Dans le cas Valls, cette idée est bête et nuisible ; cela n’est pas une fatalité et d’autres, dans l’histoire, ont pu incarner la conjonction d’une belle idée et d’une force efficace. La stratégie des motions prudentes, pesées au trébuchet, en espérant que par petites incrémentations le Parti socialiste cessera d’être le valet des banquiers pour redevenir le parti de l’espoir, est en profond décalage avec l’esprit politique de l’époque et, malheureusement, avec l’urgence. Nous ne parlons pas là d’un "homme providentiel", au sens d’un homme seul capable, par sa force et ses idées, de changer les choses. Bien au contraire : les idées, les énergies, la colère et l’espoir, sont là. Il n’y a qu’à se baisser pour les ramasser, ce que se refusent à faire nos tribuns en toc, laissant tout le champ aux sinistres moissonneurs du Front national. La gauche n’a pas besoin de brio ou de qualités personnelles, elle a au contraire besoin d’hommes capables de n’être pas plus que ce que, faute de mieux, on appellera l’incarnation des aspirations du peuple, dans leur simplicité : vivre bien, sans inquiétude et avec l’espoir que l’avenir sera plus beau que le passé.

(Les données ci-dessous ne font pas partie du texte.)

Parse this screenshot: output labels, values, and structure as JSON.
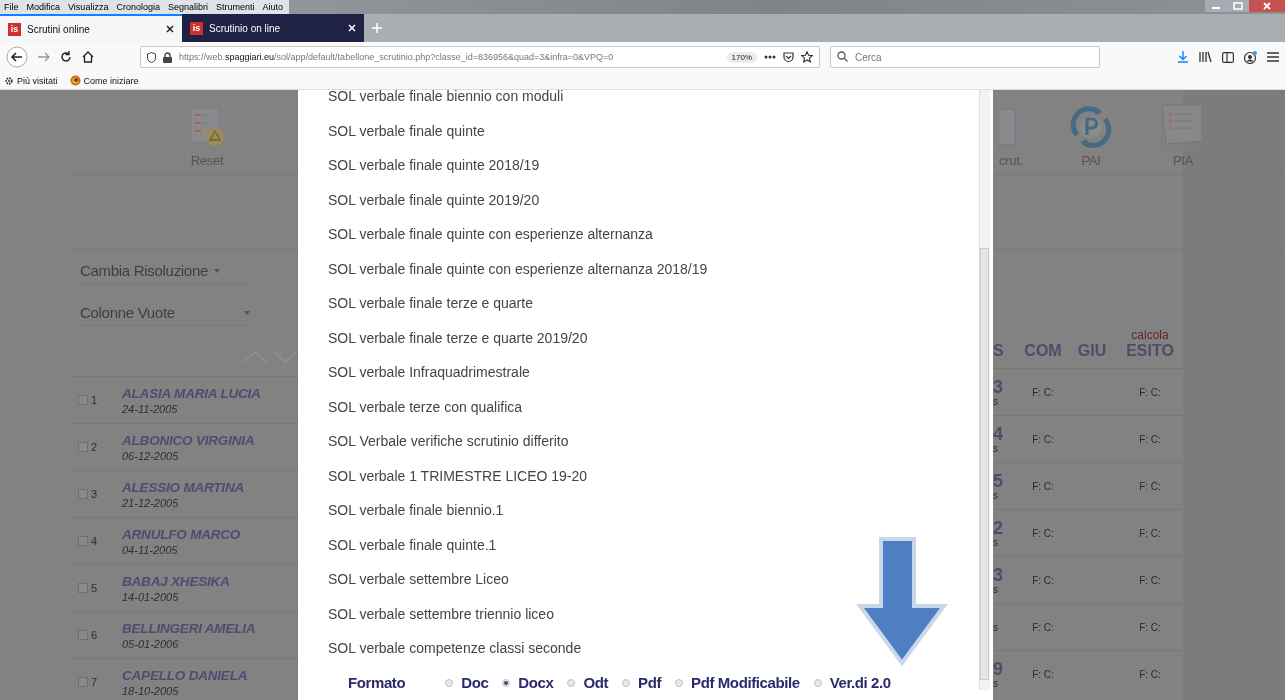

Refuser la privatisation du monde

Il faut par ailleurs reconquérir le terrain du langage et des idées. Il est insultant pour des militants de gauche d’être traités d’archaïques et d’inadaptés par ceux censés les représenter. Comment peut-on, aujourd’hui, affirmer que le rôle du capitalisme dans le façonnage du monde est un débat oiseux ? C’est le seul ! Quand Marx a structuré, pour un siècle, la pensée de la gauche autour de cette notion, l’emprise du capital était encore limitée aux ravages des vies du prolétariat. Au début du XXIe siècle, le contrôle du capital sur l’environnement, la culture, le temps de nos vies, bientôt peut-être la définition même de ce qu’est un être humain, s’étend de jour en jour. Cela fait quarante ans que nous tolérons d’être caricaturés.

Evidemment, aucun socialiste véritable ne souhaite un monde sans production ni capital. Ce que nous refusons, c’est la privatisation du monde, incarnée dans le capitalisme : le capital fait pouvoir, remplaçant l’assemblée des hommes. La logorrhée qui nous parle de "social-démocratie", de "Bad Godesberg", de "changement de logiciel", au lieu d’assumer le simple nom de traître, n’a plus lieu d’être ; nous devons refuser de nous battre sur ce terrain, considérer que tout ce qui refuse d’assumer la lutte contre le capitalisme ne saurait porter le nom de gauche, et parler de ce qui nous importe vraiment : quelles vies voulons-nous pour le plus déshérité de ce monde ? Car le vrai sujet est là, pas dans la fausse alternative offre-demande, qui parle toujours le langage du besoin et offre un visage bien pauvre à la politique.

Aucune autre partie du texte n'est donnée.